Member of the National Assembly
- Incumbent
- Assumed office 16 February 2012
- Constituency: Kalemie

Personal details
- Born: Jaynet Désirée Kabila Kyungu 4 June 1971 (age 54) Hewa Bora, Maquis of Fizi (now Democratic Republic of the Congo)
- Party: Independent
- Spouse: Felix Wazekwa (m.2006 – 2011)
- Relations: Joseph Kabila (twin brother) Zoé Kabila (brother) Aimée Kabila Mulengela (alleged half-sister)
- Parent(s): Laurent-Désiré Kabila Sifa Mahanya

= Jaynet Kabila =

Congolese politician

Jaynet Désirée Kabila Kyungu (born 4 June 1971) is the daughter of Laurent-Désiré Kabila, the former president of the Democratic Republic of Congo and twin sister of Joseph Kabila, the former President. Kabila was elected as a member of the Parliament of the Democratic Republic of the Congo in 2011, the same year as her other brother Zoé Kabila. Document leaks in 2016 revealed that she is a part-owner of a major Congolese telecom company through offshore subsidiaries.

==Early life==
Jaynet Kabila and her twin brother, Joseph Kabila were born on 4 June 1971 to Sifa Mahanya and Laurent-Désiré Kabila. Although her father would eventually become president of the country, at the time of Jaynet Kabila's birth, Laurent Kabila was a struggling rebel leader at the nadir of his power. The twins were born in Hewa Bora, a small village in the secessionist state of Maquis of Fizi, in the present-day province of South Kivu, in the eastern Democratic Republic of the Congo, but it has also been alleged that the twins were actually born in Tanzania.

==Career==
Jaynet Kabila first became publicly prominent in 2011 when she was elected as a deputy to the Congolese National Assembly, representing Kalemie as an independent. After the death of Augustin Mwanke in 2012, President Joseph Kabila's right hand man, she became one of her brother's most influential advisors.

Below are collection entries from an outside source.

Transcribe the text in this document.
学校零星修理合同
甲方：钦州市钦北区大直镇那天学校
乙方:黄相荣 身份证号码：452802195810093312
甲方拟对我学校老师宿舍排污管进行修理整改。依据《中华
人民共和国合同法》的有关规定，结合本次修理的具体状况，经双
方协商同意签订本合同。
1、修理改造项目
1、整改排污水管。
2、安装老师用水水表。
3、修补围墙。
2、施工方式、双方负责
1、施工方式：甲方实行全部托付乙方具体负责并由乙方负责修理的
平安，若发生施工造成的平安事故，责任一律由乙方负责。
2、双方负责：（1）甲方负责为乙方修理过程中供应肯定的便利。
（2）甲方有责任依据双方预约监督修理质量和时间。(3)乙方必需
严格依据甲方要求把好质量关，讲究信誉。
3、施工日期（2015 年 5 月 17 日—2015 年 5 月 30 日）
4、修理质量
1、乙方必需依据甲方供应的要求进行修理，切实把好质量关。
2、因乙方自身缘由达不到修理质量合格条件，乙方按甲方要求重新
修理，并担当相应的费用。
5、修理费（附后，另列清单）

Despite her generally low profile, Kabila is a powerful figure in Congolese politics, as the owner of Congolese media conglomerate Digital Congo. and as of 2015 has been described as the most influential member of her brother's entourage.

In March 2024, Jaynet Kabila was interviewed by military intelligence, after a search at the headquarters of the foundation dedicated to his late father, Laurent-Désiré Kabila, in Kinshasa.

==Offshore holdings==

On 3 April 2016, the Panama Papers investigative reporting project revealed that Kyungu hired Panamanian law firm Mossack Fonseca to create a company called Keratsu Holding Limited in Niue on 19 June 2001, just a few months after her brother became president. According to the documents released, Kyungu was a co-director of Keratsu Holding Limited with Congolese businessman Kalume Nyembwe Feruzi, the son of a close ally of Kyungu's father, Laurent-Désiré Kabila.

Keratsu Holding Limited owns a 19 percent stake in Congolese Wireless Network SPRL, which in turn has a 49 percent stake in Vodacom Congo SPRL.